PATRÍCIA PORTO é maranhense, professora universitária, graduada em Letras, especialista em Alfabetização, mestra e doutora em Políticas Públicas e Educação Linguística. Participante da exposição coletiva 'Cartografias do Comum: projeto múltiplo de arte impressa', Espaço do Conhecimento (UFMG-BH/2014); e da individual 'Anatomia para Colorir', Espaço Culturama (GO/2017), entre outras. Seus textos estão publicados em diversas revistas e coletâneas no Brasil e exterior.
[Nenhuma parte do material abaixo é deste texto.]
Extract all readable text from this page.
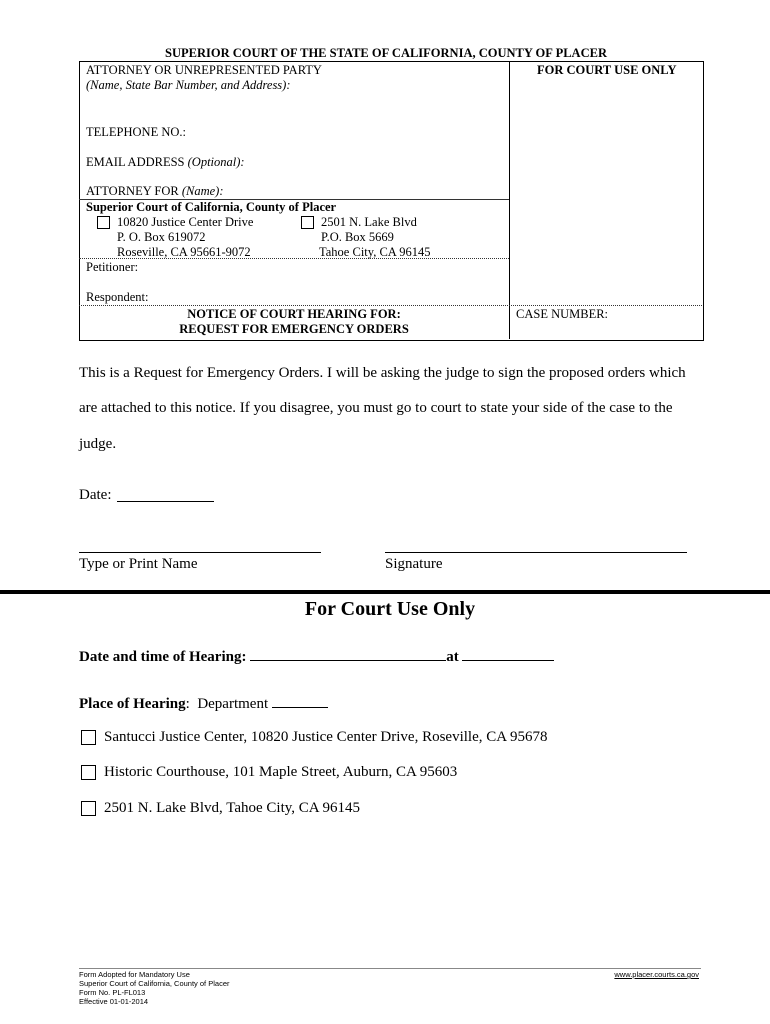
SUPERIOR COURT OF THE STATE OF CALIFORNIA, COUNTY OF PLACER
ATTORNEY OR UNREPRESENTED PARTY
(Name, State Bar Number, and Address):
FOR COURT USE ONLY
TELEPHONE NO.:
EMAIL ADDRESS (Optional):
ATTORNEY FOR (Name):
Superior Court of California, County of Placer
10820 Justice Center Drive
P. O. Box 619072
Roseville, CA 95661-9072
2501 N. Lake Blvd
P.O. Box 5669
Tahoe City, CA 96145
Petitioner:
Respondent:
NOTICE OF COURT HEARING FOR:
REQUEST FOR EMERGENCY ORDERS
CASE NUMBER:
This is a Request for Emergency Orders. I will be asking the judge to sign the proposed orders which
are attached to this notice. If you disagree, you must go to court to state your side of the case to the
judge.
Date:
Type or Print Name	Signature
For Court Use Only
Date and time of Hearing:	at
Place of Hearing:  Department
Santucci Justice Center, 10820 Justice Center Drive, Roseville, CA 95678
Historic Courthouse, 101 Maple Street, Auburn, CA 95603
2501 N. Lake Blvd, Tahoe City, CA 96145
Form Adopted for Mandatory Use
Superior Court of California, County of Placer
Form No. PL-FL013
Effective 01-01-2014
www.placer.courts.ca.gov
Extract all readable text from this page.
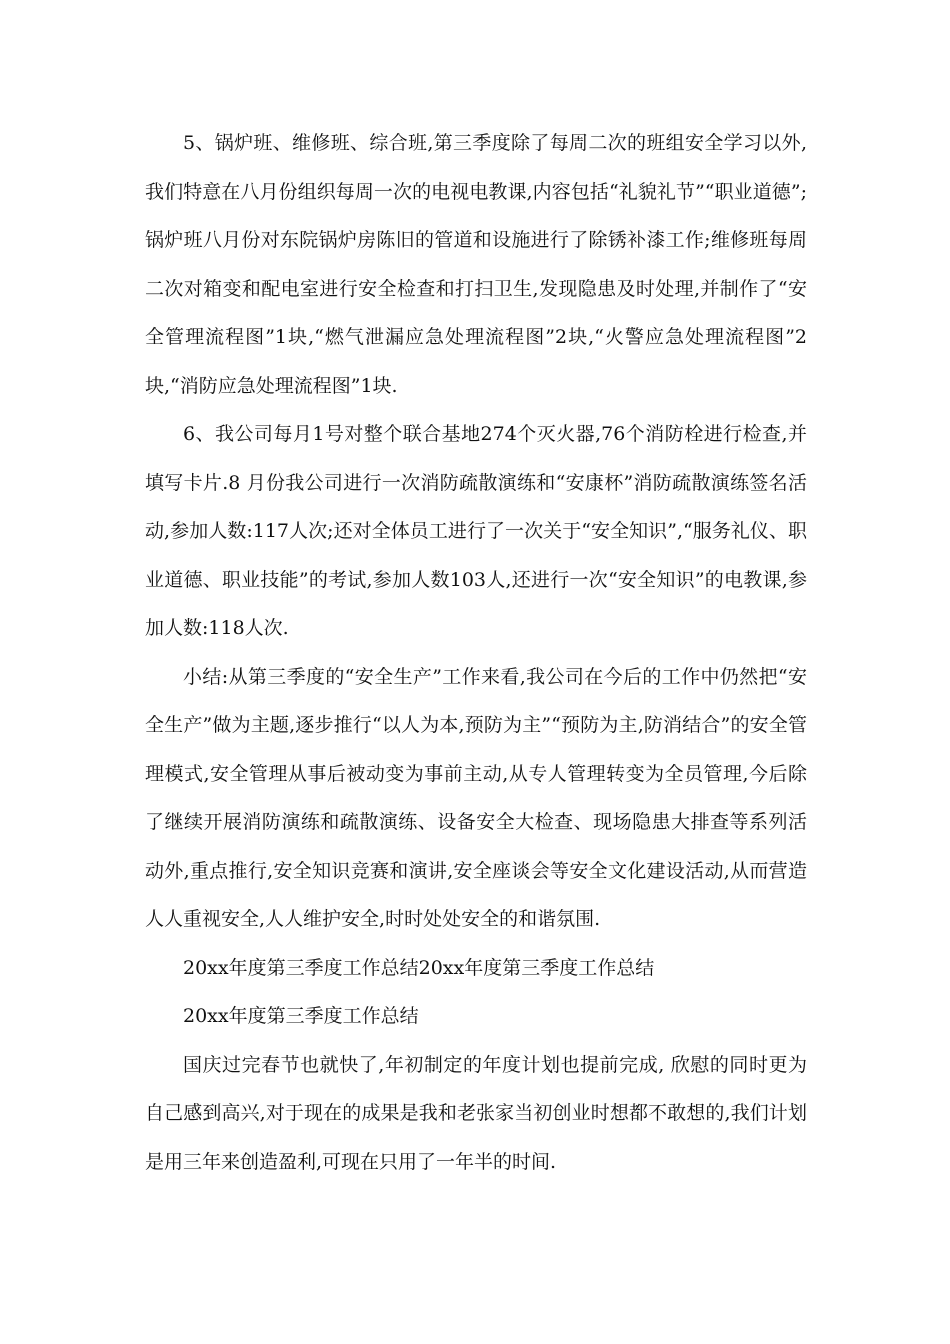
5、锅炉班、维修班、综合班,第三季度除了每周二次的班组安全学习以外,我们特意在八月份组织每周一次的电视电教课,内容包括“礼貌礼节”“职业道德”;锅炉班八月份对东院锅炉房陈旧的管道和设施进行了除锈补漆工作;维修班每周二次对箱变和配电室进行安全检查和打扫卫生,发现隐患及时处理,并制作了“安全管理流程图”1块,“燃气泄漏应急处理流程图”2块,“火警应急处理流程图”2块,“消防应急处理流程图”1块.

6、我公司每月1号对整个联合基地274个灭火器,76个消防栓进行检查,并填写卡片.8 月份我公司进行一次消防疏散演练和“安康杯”消防疏散演练签名活动,参加人数:117人次;还对全体员工进行了一次关于“安全知识”,“服务礼仪、职业道德、职业技能”的考试,参加人数103人,还进行一次“安全知识”的电教课,参加人数:118人次.

小结:从第三季度的“安全生产”工作来看,我公司在今后的工作中仍然把“安全生产”做为主题,逐步推行“以人为本,预防为主”“预防为主,防消结合”的安全管理模式,安全管理从事后被动变为事前主动,从专人管理转变为全员管理,今后除了继续开展消防演练和疏散演练、设备安全大检查、现场隐患大排查等系列活动外,重点推行,安全知识竞赛和演讲,安全座谈会等安全文化建设活动,从而营造人人重视安全,人人维护安全,时时处处安全的和谐氛围.

20xx年度第三季度工作总结20xx年度第三季度工作总结

20xx年度第三季度工作总结

国庆过完春节也就快了,年初制定的年度计划也提前完成, 欣慰的同时更为自己感到高兴,对于现在的成果是我和老张家当初创业时想都不敢想的,我们计划是用三年来创造盈利,可现在只用了一年半的时间.
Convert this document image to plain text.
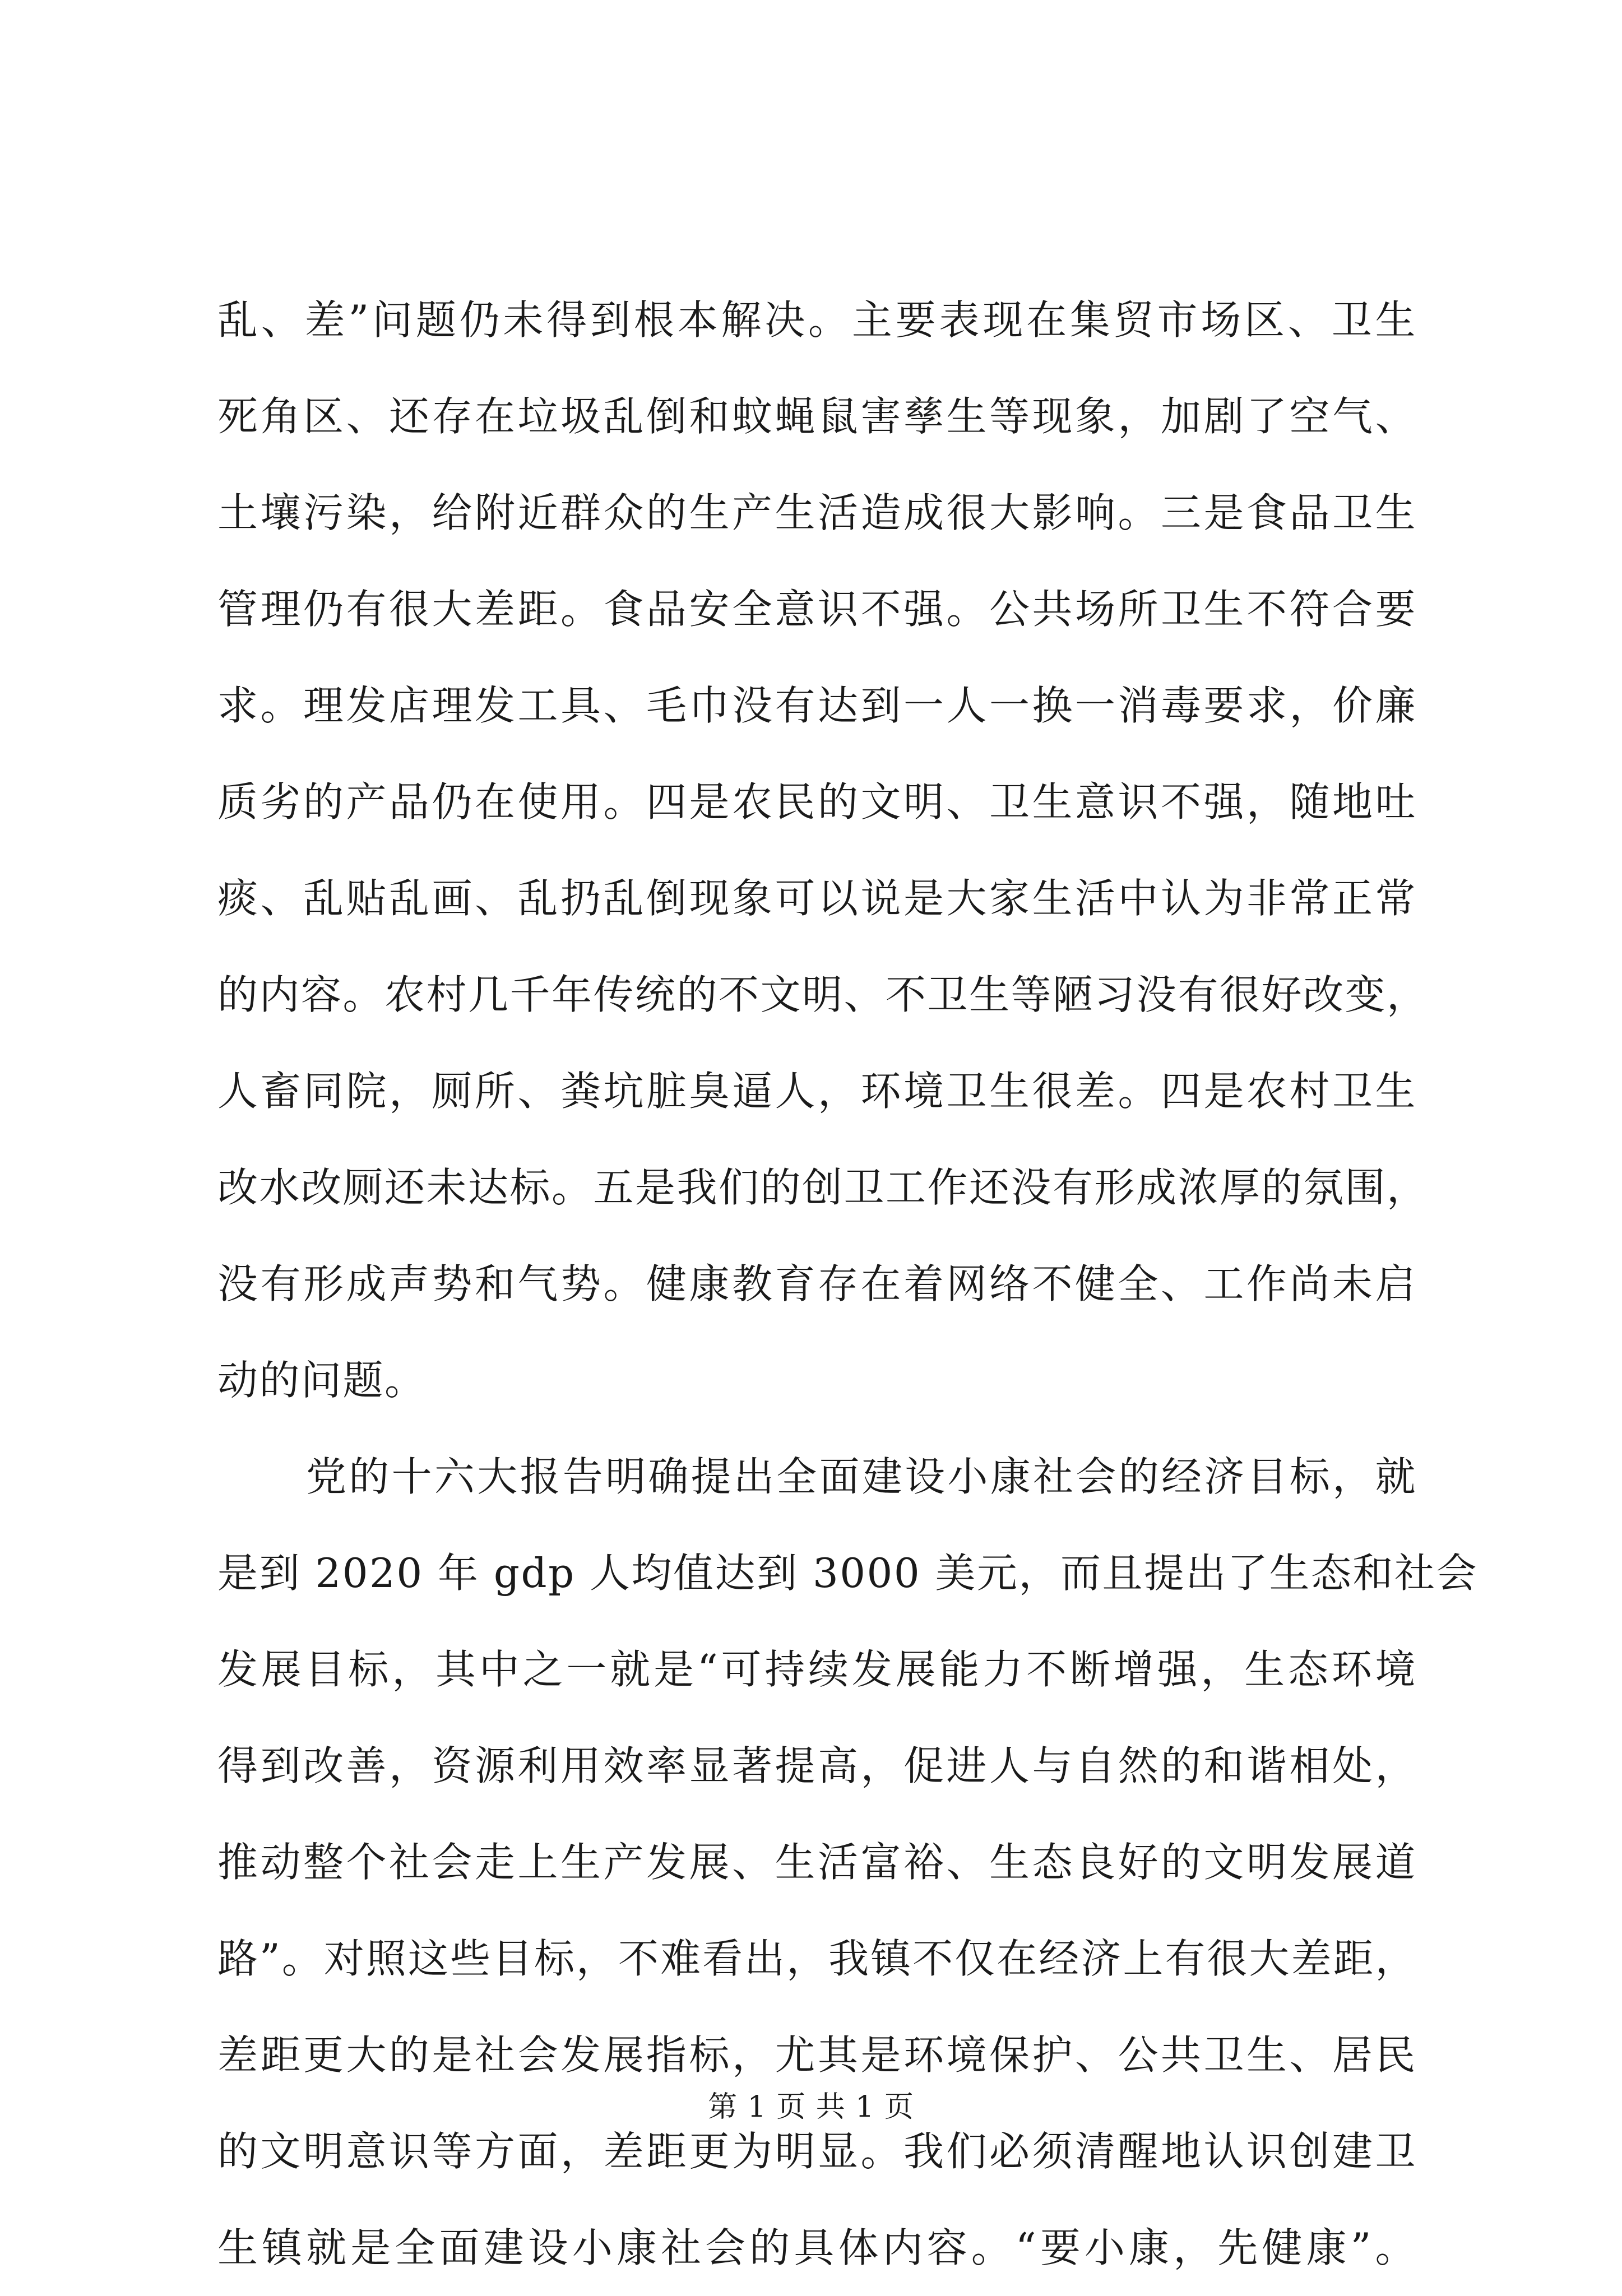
乱、差”问题仍未得到根本解决。主要表现在集贸市场区、卫生
死角区、还存在垃圾乱倒和蚊蝇鼠害孳生等现象，加剧了空气、
土壤污染，给附近群众的生产生活造成很大影响。三是食品卫生
管理仍有很大差距。食品安全意识不强。公共场所卫生不符合要
求。理发店理发工具、毛巾没有达到一人一换一消毒要求，价廉
质劣的产品仍在使用。四是农民的文明、卫生意识不强，随地吐
痰、乱贴乱画、乱扔乱倒现象可以说是大家生活中认为非常正常
的内容。农村几千年传统的不文明、不卫生等陋习没有很好改变，
人畜同院，厕所、粪坑脏臭逼人，环境卫生很差。四是农村卫生
改水改厕还未达标。五是我们的创卫工作还没有形成浓厚的氛围，
没有形成声势和气势。健康教育存在着网络不健全、工作尚未启
动的问题。
党的十六大报告明确提出全面建设小康社会的经济目标，就
是到 2020 年 gdp 人均值达到 3000 美元，而且提出了生态和社会
发展目标，其中之一就是“可持续发展能力不断增强，生态环境
得到改善，资源利用效率显著提高，促进人与自然的和谐相处，
推动整个社会走上生产发展、生活富裕、生态良好的文明发展道
路”。对照这些目标，不难看出，我镇不仅在经济上有很大差距，
差距更大的是社会发展指标，尤其是环境保护、公共卫生、居民
的文明意识等方面，差距更为明显。我们必须清醒地认识创建卫
生镇就是全面建设小康社会的具体内容。“要小康，先健康”。
第 1 页 共 1 页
Integra o Movimento 'Mulherio das Letras'.

Livros publicados: Narrativas memorialísticas: por uma arte docente na escolarização da literatura (obra acadêmica, CRV/2010);  Sobre pétalas e preces (poesia, Multifoco/2013); Diário de viagem para espantalhos e andarilhos (poesia, Autografia/2014); Cabeça de Antígona (poesia, Reformatório/2017); A memória é um peixe fora d'água (contos, Penalux/2018); Poemas de Portinari (organizadora, Funarte/2019); Casa de boneca para elefantes (poesia, Penalux/2019 e Patuá/2019, semifinalista do Prêmio Oceanos 2020); O ano do cão (poesia, Penalux/2022).